Figuier, 2022

 

Installation in situ

Bois de figuier, plâtre, acier, pigments métalliques, colle vinylique, 300 x 250 cm.
Fig wood, plaster, steel, metallic pigments, vinyl glue, 300 x 250 cm.

© Gaëlle Astier-Perret

Ce figuier a été abattu et découpé en rondins de bois. L’art japonais du Kintsugi 金継ぎ, qui signifie jointures en or, prend en compte le passé, le vécue de l'objet à travers sa réparation. A la manière d’un puzzle organique, j’ai souhaité reconstituer cet arbre grâce au soutien des débris de murs. Les jointures sont composées de plâtre et de poudre métallique cuivrée, ces matériaux étant tous deux également utilisés pour soigner l'homme. Au sein des murs à pêches, les murs traversent le temps, s’écroulent et restent parfois au sol. Cet arbre est relié physiquement à cet écroulement, il peut devenir une ruine, un témoin du temps qui passe. Cette installation éphémère résonne comme un pacte de solidarité entre le monde végétal et le monde minéral.

This fig tree was felled and cut into logs. The Japanese art of Kintsugi 金継ぎ, which means gold joints, takes into account the past, the experience of the object through its repair. Like an organic puzzle, I wanted to reconstruct this tree thanks to the support of the debris of the walls.
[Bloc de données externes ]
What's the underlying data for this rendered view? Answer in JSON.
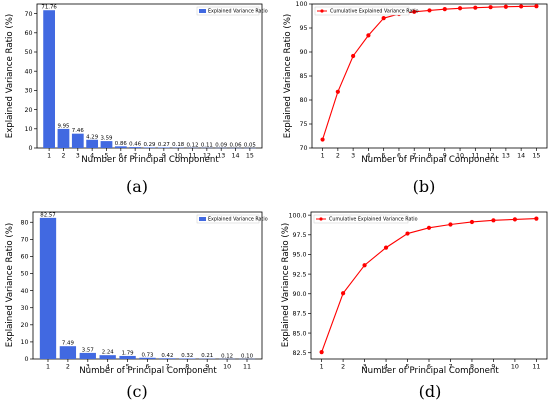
{
  "chart_data": [
    {
      "type": "bar",
      "caption": "(a)",
      "xlabel": "Number of Principal Component",
      "ylabel": "Explained Variance Ratio (%)",
      "legend": "Explained Variance Ratio",
      "legend_position": "top-right",
      "color": "#4169e1",
      "categories": [
        "1",
        "2",
        "3",
        "4",
        "5",
        "6",
        "7",
        "8",
        "9",
        "10",
        "11",
        "12",
        "13",
        "14",
        "15"
      ],
      "values": [
        71.76,
        9.95,
        7.46,
        4.29,
        3.59,
        0.86,
        0.46,
        0.29,
        0.27,
        0.18,
        0.12,
        0.11,
        0.09,
        0.06,
        0.05
      ],
      "labels": [
        "71.76",
        "9.95",
        "7.46",
        "4.29",
        "3.59",
        "0.86",
        "0.46",
        "0.29",
        "0.27",
        "0.18",
        "0.12",
        "0.11",
        "0.09",
        "0.06",
        "0.05"
      ],
      "ylim": [
        0,
        75
      ],
      "yticks": [
        "0",
        "10",
        "20",
        "30",
        "40",
        "50",
        "60",
        "70"
      ]
    },
    {
      "type": "line",
      "caption": "(b)",
      "xlabel": "Number of Principal Component",
      "ylabel": "Explained Variance Ratio (%)",
      "legend": "Cumulative Explained Variance Ratio",
      "legend_position": "top-left",
      "color": "#ff0000",
      "x": [
        1,
        2,
        3,
        4,
        5,
        6,
        7,
        8,
        9,
        10,
        11,
        12,
        13,
        14,
        15
      ],
      "y": [
        71.76,
        81.71,
        89.17,
        93.46,
        97.05,
        97.91,
        98.37,
        98.66,
        98.93,
        99.11,
        99.23,
        99.34,
        99.43,
        99.49,
        99.54
      ],
      "xticks": [
        "1",
        "2",
        "3",
        "4",
        "5",
        "6",
        "7",
        "8",
        "9",
        "10",
        "11",
        "12",
        "13",
        "14",
        "15"
      ],
      "ylim": [
        70,
        100
      ],
      "yticks": [
        "70",
        "75",
        "80",
        "85",
        "90",
        "95",
        "100"
      ]
    },
    {
      "type": "bar",
      "caption": "(c)",
      "xlabel": "Number of Principal Component",
      "ylabel": "Explained Variance Ratio (%)",
      "legend": "Explained Variance Ratio",
      "legend_position": "top-right",
      "color": "#4169e1",
      "categories": [
        "1",
        "2",
        "3",
        "4",
        "5",
        "6",
        "7",
        "8",
        "9",
        "10",
        "11"
      ],
      "values": [
        82.57,
        7.49,
        3.57,
        2.24,
        1.79,
        0.73,
        0.42,
        0.32,
        0.21,
        0.12,
        0.1
      ],
      "labels": [
        "82.57",
        "7.49",
        "3.57",
        "2.24",
        "1.79",
        "0.73",
        "0.42",
        "0.32",
        "0.21",
        "0.12",
        "0.10"
      ],
      "ylim": [
        0,
        86
      ],
      "yticks": [
        "0",
        "10",
        "20",
        "30",
        "40",
        "50",
        "60",
        "70",
        "80"
      ]
    },
    {
      "type": "line",
      "caption": "(d)",
      "xlabel": "Number of Principal Component",
      "ylabel": "Explained Variance Ratio (%)",
      "legend": "Cumulative Explained Variance Ratio",
      "legend_position": "top-left",
      "color": "#ff0000",
      "x": [
        1,
        2,
        3,
        4,
        5,
        6,
        7,
        8,
        9,
        10,
        11
      ],
      "y": [
        82.57,
        90.06,
        93.63,
        95.87,
        97.66,
        98.39,
        98.81,
        99.13,
        99.34,
        99.46,
        99.56
      ],
      "xticks": [
        "1",
        "2",
        "3",
        "4",
        "5",
        "6",
        "7",
        "8",
        "9",
        "10",
        "11"
      ],
      "ylim": [
        81.7,
        100.4
      ],
      "yticks": [
        "82.5",
        "85.0",
        "87.5",
        "90.0",
        "92.5",
        "95.0",
        "97.5",
        "100.0"
      ]
    }
  ]
}
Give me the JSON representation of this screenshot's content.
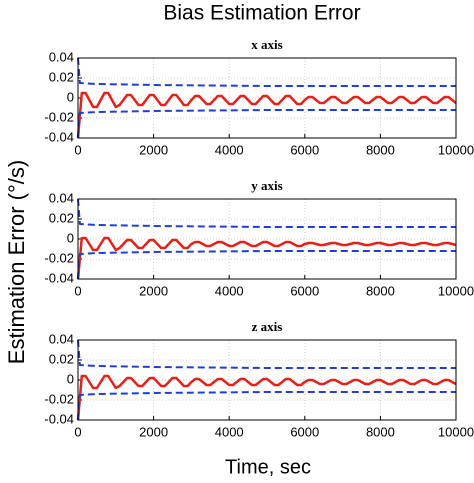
{
  "figure": {
    "title": "Bias Estimation Error",
    "ylabel": "Estimation Error (°/s)",
    "xlabel": "Time, sec"
  },
  "chart_data": [
    {
      "type": "line",
      "title": "x axis",
      "xlim": [
        0,
        10000
      ],
      "xticks": [
        0,
        2000,
        4000,
        6000,
        8000,
        10000
      ],
      "ylim": [
        -0.04,
        0.04
      ],
      "yticks": [
        -0.04,
        -0.02,
        0,
        0.02,
        0.04
      ],
      "grid": true,
      "series": [
        {
          "color": "#e8201a",
          "style": "solid",
          "x": [
            0,
            100,
            200,
            300,
            400,
            500,
            600,
            700,
            800,
            900,
            1000,
            1100,
            1200,
            1300,
            1400,
            1500,
            1600,
            1700,
            1800,
            1900,
            2000,
            2100,
            2200,
            2300,
            2400,
            2500,
            2600,
            2700,
            2800,
            2900,
            3000,
            3100,
            3200,
            3300,
            3400,
            3500,
            3600,
            3700,
            3800,
            3900,
            4000,
            4100,
            4200,
            4300,
            4400,
            4500,
            4600,
            4700,
            4800,
            4900,
            5000,
            5100,
            5200,
            5300,
            5400,
            5500,
            5600,
            5700,
            5800,
            5900,
            6000,
            6100,
            6200,
            6300,
            6400,
            6500,
            6600,
            6700,
            6800,
            6900,
            7000,
            7100,
            7200,
            7300,
            7400,
            7500,
            7600,
            7700,
            7800,
            7900,
            8000,
            8100,
            8200,
            8300,
            8400,
            8500,
            8600,
            8700,
            8800,
            8900,
            9000,
            9100,
            9200,
            9300,
            9400,
            9500,
            9600,
            9700,
            9800,
            9900,
            10000
          ],
          "values": [
            -0.04,
            0.005,
            0.005,
            -0.002,
            -0.009,
            -0.009,
            -0.002,
            0.005,
            0.005,
            -0.002,
            -0.009,
            -0.007,
            -0.002,
            0.003,
            0.003,
            -0.002,
            -0.007,
            -0.007,
            -0.002,
            0.003,
            0.003,
            -0.002,
            -0.007,
            -0.007,
            -0.002,
            0.003,
            0.003,
            -0.002,
            -0.007,
            -0.007,
            -0.002,
            0.002,
            0.002,
            -0.002,
            -0.006,
            -0.006,
            -0.002,
            0.002,
            0.002,
            -0.002,
            -0.006,
            -0.006,
            -0.002,
            0.002,
            0.002,
            -0.002,
            -0.006,
            -0.006,
            -0.002,
            0.002,
            0.002,
            -0.002,
            -0.006,
            -0.006,
            -0.002,
            0.002,
            0.002,
            -0.002,
            -0.006,
            -0.006,
            -0.002,
            0.001,
            0.001,
            -0.002,
            -0.005,
            -0.005,
            -0.002,
            0.001,
            0.001,
            -0.002,
            -0.005,
            -0.005,
            -0.002,
            0.001,
            0.001,
            -0.002,
            -0.005,
            -0.005,
            -0.002,
            0.001,
            0.001,
            -0.002,
            -0.005,
            -0.005,
            -0.002,
            0.001,
            0.001,
            -0.002,
            -0.005,
            -0.005,
            -0.002,
            0.001,
            0.001,
            -0.002,
            -0.005,
            -0.005,
            -0.002,
            0.001,
            0.001,
            -0.002,
            -0.005
          ]
        },
        {
          "color": "#1f3fd9",
          "style": "dashed",
          "x": [
            0,
            50,
            500,
            2000,
            5000,
            10000
          ],
          "values": [
            0.04,
            0.015,
            0.014,
            0.013,
            0.012,
            0.012
          ]
        },
        {
          "color": "#1f3fd9",
          "style": "dashed",
          "x": [
            0,
            50,
            500,
            2000,
            5000,
            10000
          ],
          "values": [
            -0.04,
            -0.015,
            -0.014,
            -0.013,
            -0.012,
            -0.012
          ]
        }
      ]
    },
    {
      "type": "line",
      "title": "y axis",
      "xlim": [
        0,
        10000
      ],
      "xticks": [
        0,
        2000,
        4000,
        6000,
        8000,
        10000
      ],
      "ylim": [
        -0.04,
        0.04
      ],
      "yticks": [
        -0.04,
        -0.02,
        0,
        0.02,
        0.04
      ],
      "grid": true,
      "series": [
        {
          "color": "#e8201a",
          "style": "solid",
          "x": [
            0,
            100,
            200,
            300,
            400,
            500,
            600,
            700,
            800,
            900,
            1000,
            1100,
            1200,
            1300,
            1400,
            1500,
            1600,
            1700,
            1800,
            1900,
            2000,
            2100,
            2200,
            2300,
            2400,
            2500,
            2600,
            2700,
            2800,
            2900,
            3000,
            3100,
            3200,
            3300,
            3400,
            3500,
            3600,
            3700,
            3800,
            3900,
            4000,
            4100,
            4200,
            4300,
            4400,
            4500,
            4600,
            4700,
            4800,
            4900,
            5000,
            5100,
            5200,
            5300,
            5400,
            5500,
            5600,
            5700,
            5800,
            5900,
            6000,
            6100,
            6200,
            6300,
            6400,
            6500,
            6600,
            6700,
            6800,
            6900,
            7000,
            7100,
            7200,
            7300,
            7400,
            7500,
            7600,
            7700,
            7800,
            7900,
            8000,
            8100,
            8200,
            8300,
            8400,
            8500,
            8600,
            8700,
            8800,
            8900,
            9000,
            9100,
            9200,
            9300,
            9400,
            9500,
            9600,
            9700,
            9800,
            9900,
            10000
          ],
          "values": [
            -0.04,
            0.001,
            0.001,
            -0.005,
            -0.011,
            -0.011,
            -0.005,
            0.001,
            0.001,
            -0.005,
            -0.011,
            -0.009,
            -0.005,
            -0.001,
            -0.001,
            -0.005,
            -0.009,
            -0.009,
            -0.005,
            -0.001,
            -0.001,
            -0.005,
            -0.009,
            -0.009,
            -0.005,
            -0.001,
            -0.001,
            -0.005,
            -0.009,
            -0.009,
            -0.005,
            -0.003,
            -0.003,
            -0.005,
            -0.007,
            -0.007,
            -0.005,
            -0.003,
            -0.003,
            -0.005,
            -0.007,
            -0.007,
            -0.005,
            -0.003,
            -0.003,
            -0.005,
            -0.007,
            -0.007,
            -0.005,
            -0.003,
            -0.003,
            -0.005,
            -0.007,
            -0.007,
            -0.005,
            -0.003,
            -0.003,
            -0.005,
            -0.007,
            -0.007,
            -0.005,
            -0.004,
            -0.004,
            -0.005,
            -0.006,
            -0.006,
            -0.005,
            -0.004,
            -0.004,
            -0.005,
            -0.006,
            -0.006,
            -0.005,
            -0.004,
            -0.004,
            -0.005,
            -0.006,
            -0.006,
            -0.005,
            -0.004,
            -0.004,
            -0.005,
            -0.006,
            -0.006,
            -0.005,
            -0.004,
            -0.004,
            -0.005,
            -0.006,
            -0.006,
            -0.005,
            -0.004,
            -0.004,
            -0.005,
            -0.006,
            -0.006,
            -0.005,
            -0.004,
            -0.004,
            -0.005,
            -0.006
          ]
        },
        {
          "color": "#1f3fd9",
          "style": "dashed",
          "x": [
            0,
            50,
            500,
            2000,
            5000,
            10000
          ],
          "values": [
            0.04,
            0.015,
            0.014,
            0.013,
            0.012,
            0.012
          ]
        },
        {
          "color": "#1f3fd9",
          "style": "dashed",
          "x": [
            0,
            50,
            500,
            2000,
            5000,
            10000
          ],
          "values": [
            -0.04,
            -0.015,
            -0.014,
            -0.013,
            -0.012,
            -0.012
          ]
        }
      ]
    },
    {
      "type": "line",
      "title": "z axis",
      "xlim": [
        0,
        10000
      ],
      "xticks": [
        0,
        2000,
        4000,
        6000,
        8000,
        10000
      ],
      "ylim": [
        -0.04,
        0.04
      ],
      "yticks": [
        -0.04,
        -0.02,
        0,
        0.02,
        0.04
      ],
      "grid": true,
      "series": [
        {
          "color": "#e8201a",
          "style": "solid",
          "x": [
            0,
            100,
            200,
            300,
            400,
            500,
            600,
            700,
            800,
            900,
            1000,
            1100,
            1200,
            1300,
            1400,
            1500,
            1600,
            1700,
            1800,
            1900,
            2000,
            2100,
            2200,
            2300,
            2400,
            2500,
            2600,
            2700,
            2800,
            2900,
            3000,
            3100,
            3200,
            3300,
            3400,
            3500,
            3600,
            3700,
            3800,
            3900,
            4000,
            4100,
            4200,
            4300,
            4400,
            4500,
            4600,
            4700,
            4800,
            4900,
            5000,
            5100,
            5200,
            5300,
            5400,
            5500,
            5600,
            5700,
            5800,
            5900,
            6000,
            6100,
            6200,
            6300,
            6400,
            6500,
            6600,
            6700,
            6800,
            6900,
            7000,
            7100,
            7200,
            7300,
            7400,
            7500,
            7600,
            7700,
            7800,
            7900,
            8000,
            8100,
            8200,
            8300,
            8400,
            8500,
            8600,
            8700,
            8800,
            8900,
            9000,
            9100,
            9200,
            9300,
            9400,
            9500,
            9600,
            9700,
            9800,
            9900,
            10000
          ],
          "values": [
            -0.04,
            0.004,
            0.004,
            -0.002,
            -0.008,
            -0.008,
            -0.002,
            0.004,
            0.004,
            -0.002,
            -0.008,
            -0.006,
            -0.002,
            0.002,
            0.002,
            -0.002,
            -0.006,
            -0.006,
            -0.002,
            0.002,
            0.002,
            -0.002,
            -0.006,
            -0.006,
            -0.002,
            0.002,
            0.002,
            -0.002,
            -0.006,
            -0.006,
            -0.002,
            0.001,
            0.001,
            -0.002,
            -0.005,
            -0.005,
            -0.002,
            0.001,
            0.001,
            -0.002,
            -0.005,
            -0.005,
            -0.002,
            0.001,
            0.001,
            -0.002,
            -0.005,
            -0.005,
            -0.002,
            0.001,
            0.001,
            -0.002,
            -0.005,
            -0.005,
            -0.002,
            0.001,
            0.001,
            -0.002,
            -0.005,
            -0.005,
            -0.002,
            0,
            0,
            -0.002,
            -0.004,
            -0.004,
            -0.002,
            0,
            0,
            -0.002,
            -0.004,
            -0.004,
            -0.002,
            0,
            0,
            -0.002,
            -0.004,
            -0.004,
            -0.002,
            0,
            0,
            -0.002,
            -0.004,
            -0.004,
            -0.002,
            0,
            0,
            -0.002,
            -0.004,
            -0.004,
            -0.002,
            0,
            0,
            -0.002,
            -0.004,
            -0.004,
            -0.002,
            0,
            0,
            -0.002,
            -0.004
          ]
        },
        {
          "color": "#1f3fd9",
          "style": "dashed",
          "x": [
            0,
            50,
            500,
            2000,
            5000,
            10000
          ],
          "values": [
            0.04,
            0.015,
            0.014,
            0.013,
            0.012,
            0.012
          ]
        },
        {
          "color": "#1f3fd9",
          "style": "dashed",
          "x": [
            0,
            50,
            500,
            2000,
            5000,
            10000
          ],
          "values": [
            -0.04,
            -0.015,
            -0.014,
            -0.013,
            -0.012,
            -0.012
          ]
        }
      ]
    }
  ]
}
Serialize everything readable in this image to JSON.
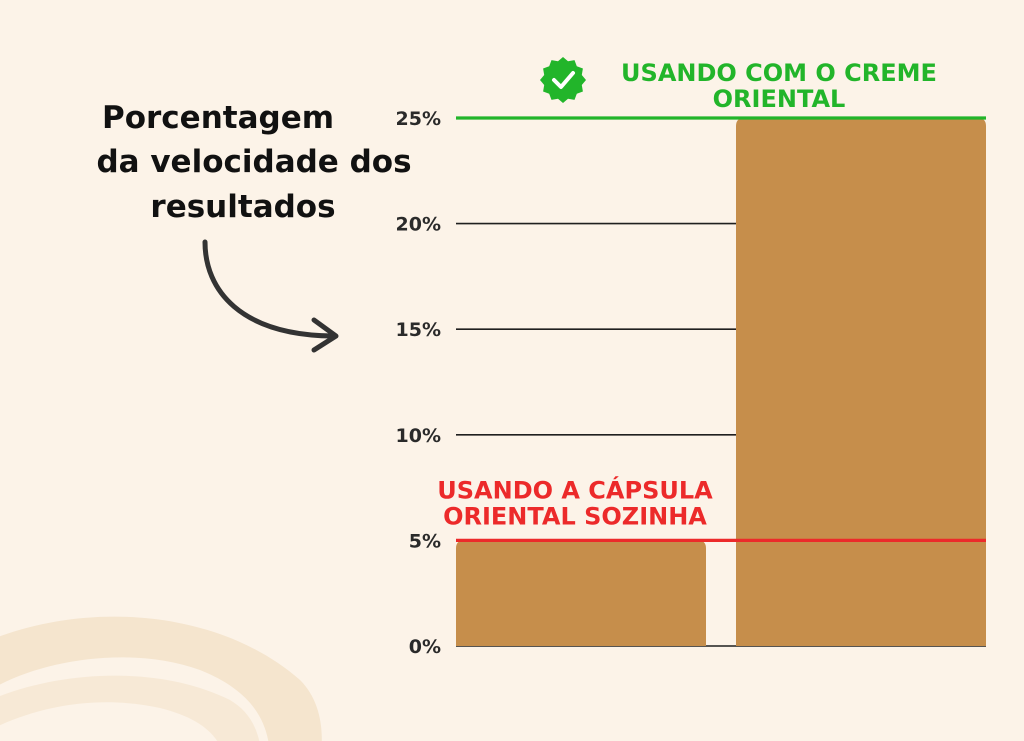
{
  "side_title": {
    "lines": [
      "Porcentagem",
      "da velocidade dos",
      "resultados"
    ]
  },
  "colors": {
    "background": "#fcf3e8",
    "bar": "#c68e4b",
    "green": "#22b52a",
    "red": "#ec2a2a",
    "gridline": "#1f1f1f",
    "arrow": "#333333",
    "brush": "#f3e2c9"
  },
  "chart_data": {
    "type": "bar",
    "categories": [
      "Usando a cápsula Oriental sozinha",
      "Usando com o creme Oriental"
    ],
    "values": [
      5,
      25
    ],
    "ylim": [
      0,
      25
    ],
    "yticks": [
      0,
      5,
      10,
      15,
      20,
      25
    ],
    "ytick_labels": [
      "0%",
      "5%",
      "10%",
      "15%",
      "20%",
      "25%"
    ],
    "grid": true,
    "annotations": [
      {
        "text_lines": [
          "USANDO A CÁPSULA",
          "ORIENTAL SOZINHA"
        ],
        "at_value": 5,
        "color": "red",
        "icon": "none"
      },
      {
        "text_lines": [
          "USANDO COM O CREME",
          "ORIENTAL"
        ],
        "at_value": 25,
        "color": "green",
        "icon": "check-badge-icon"
      }
    ]
  }
}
The knuckles are composed of plaster and copper-colored metal powder, both of which are also used to heal humans. Within the peach walls, the walls go through time, crumble and sometimes remain on the ground. This tree is physically linked to this collapse, it can become a ruin, a witness to the passage of time. This ephemeral installation resonates like a pact of solidarity between the plant world and the mineral world.